Déclaration des revenus locatifs aux impôts : le guide simple pour 2026

Quand on commence à investir dans l’immobilier locatif, une question revient toujours : comment déclarer ses revenus locatifs aux impôts ?

La fiscalité peut sembler complexe au début, mais en réalité, tout dépend surtout du type de location et du régime fiscal choisi.

Dans cet article, nous allons voir :

  • quels revenus sont imposables ;
  • les différents régimes fiscaux possibles ;
  • comment déclarer concrètement ses revenus ;
  • les erreurs fréquentes à éviter ;
  • et l’impact sur la rentabilité.

Quels revenus locatifs sont imposables ?

Tous les loyers perçus sont imposables, mais ils ne sont pas tous traités de la même façon.
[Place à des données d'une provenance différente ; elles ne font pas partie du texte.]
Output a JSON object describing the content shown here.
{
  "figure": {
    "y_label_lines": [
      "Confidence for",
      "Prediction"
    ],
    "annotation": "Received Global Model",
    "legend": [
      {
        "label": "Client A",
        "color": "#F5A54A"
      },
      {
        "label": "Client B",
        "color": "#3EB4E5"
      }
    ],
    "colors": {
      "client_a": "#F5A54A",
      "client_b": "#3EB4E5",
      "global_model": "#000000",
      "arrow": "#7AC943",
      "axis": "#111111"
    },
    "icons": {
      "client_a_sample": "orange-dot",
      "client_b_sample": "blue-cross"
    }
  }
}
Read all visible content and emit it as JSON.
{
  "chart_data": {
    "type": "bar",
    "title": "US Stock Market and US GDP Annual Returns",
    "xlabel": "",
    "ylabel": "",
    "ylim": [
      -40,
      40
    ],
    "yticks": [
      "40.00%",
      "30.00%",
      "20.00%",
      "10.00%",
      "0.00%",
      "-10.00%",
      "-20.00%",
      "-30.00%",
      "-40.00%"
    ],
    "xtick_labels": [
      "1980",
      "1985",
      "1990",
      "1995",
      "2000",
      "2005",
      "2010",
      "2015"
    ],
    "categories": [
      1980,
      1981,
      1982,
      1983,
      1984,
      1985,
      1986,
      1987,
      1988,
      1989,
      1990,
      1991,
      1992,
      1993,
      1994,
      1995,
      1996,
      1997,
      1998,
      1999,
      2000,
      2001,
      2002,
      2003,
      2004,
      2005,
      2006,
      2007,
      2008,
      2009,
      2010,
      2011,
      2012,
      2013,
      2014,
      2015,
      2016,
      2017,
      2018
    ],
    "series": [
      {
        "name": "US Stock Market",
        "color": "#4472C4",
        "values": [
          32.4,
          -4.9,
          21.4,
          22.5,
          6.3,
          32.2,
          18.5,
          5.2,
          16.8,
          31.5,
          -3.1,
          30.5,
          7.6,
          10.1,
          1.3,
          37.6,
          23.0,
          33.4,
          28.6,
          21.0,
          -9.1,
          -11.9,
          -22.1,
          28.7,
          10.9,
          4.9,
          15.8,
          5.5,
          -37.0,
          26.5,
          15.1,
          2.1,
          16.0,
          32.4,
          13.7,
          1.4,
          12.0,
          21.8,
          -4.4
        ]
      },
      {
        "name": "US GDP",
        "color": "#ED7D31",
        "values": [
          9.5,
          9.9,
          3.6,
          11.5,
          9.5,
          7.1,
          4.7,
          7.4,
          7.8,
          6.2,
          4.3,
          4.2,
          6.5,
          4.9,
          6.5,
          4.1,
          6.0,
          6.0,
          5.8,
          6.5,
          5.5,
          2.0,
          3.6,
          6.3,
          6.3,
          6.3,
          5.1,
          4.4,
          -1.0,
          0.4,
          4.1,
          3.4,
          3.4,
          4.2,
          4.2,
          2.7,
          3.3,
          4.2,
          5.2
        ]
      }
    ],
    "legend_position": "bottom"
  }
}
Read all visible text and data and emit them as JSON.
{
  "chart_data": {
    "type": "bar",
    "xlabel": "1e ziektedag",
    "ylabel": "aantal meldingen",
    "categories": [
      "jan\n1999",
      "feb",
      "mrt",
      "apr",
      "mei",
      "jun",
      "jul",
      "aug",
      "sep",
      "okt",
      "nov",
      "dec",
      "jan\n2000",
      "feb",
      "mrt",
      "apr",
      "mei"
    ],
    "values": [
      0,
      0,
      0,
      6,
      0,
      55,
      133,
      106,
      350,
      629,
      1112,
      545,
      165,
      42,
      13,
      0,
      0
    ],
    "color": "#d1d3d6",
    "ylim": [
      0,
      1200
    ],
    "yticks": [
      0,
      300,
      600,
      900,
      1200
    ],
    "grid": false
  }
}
On distingue principalement :

  • la location nue (non meublée) ;
  • la location meublée.

Ces deux types relèvent de régimes fiscaux différents.


1. La location nue : revenus fonciers

Principe

Les revenus issus d’une location vide sont considérés comme des revenus fonciers.

Ils doivent être déclarés chaque année, même si le bien est en crédit.


Deux régimes possibles

🔹 Régime micro-foncier

Il s’applique si vos revenus locatifs bruts sont inférieurs à 15 000 € par an.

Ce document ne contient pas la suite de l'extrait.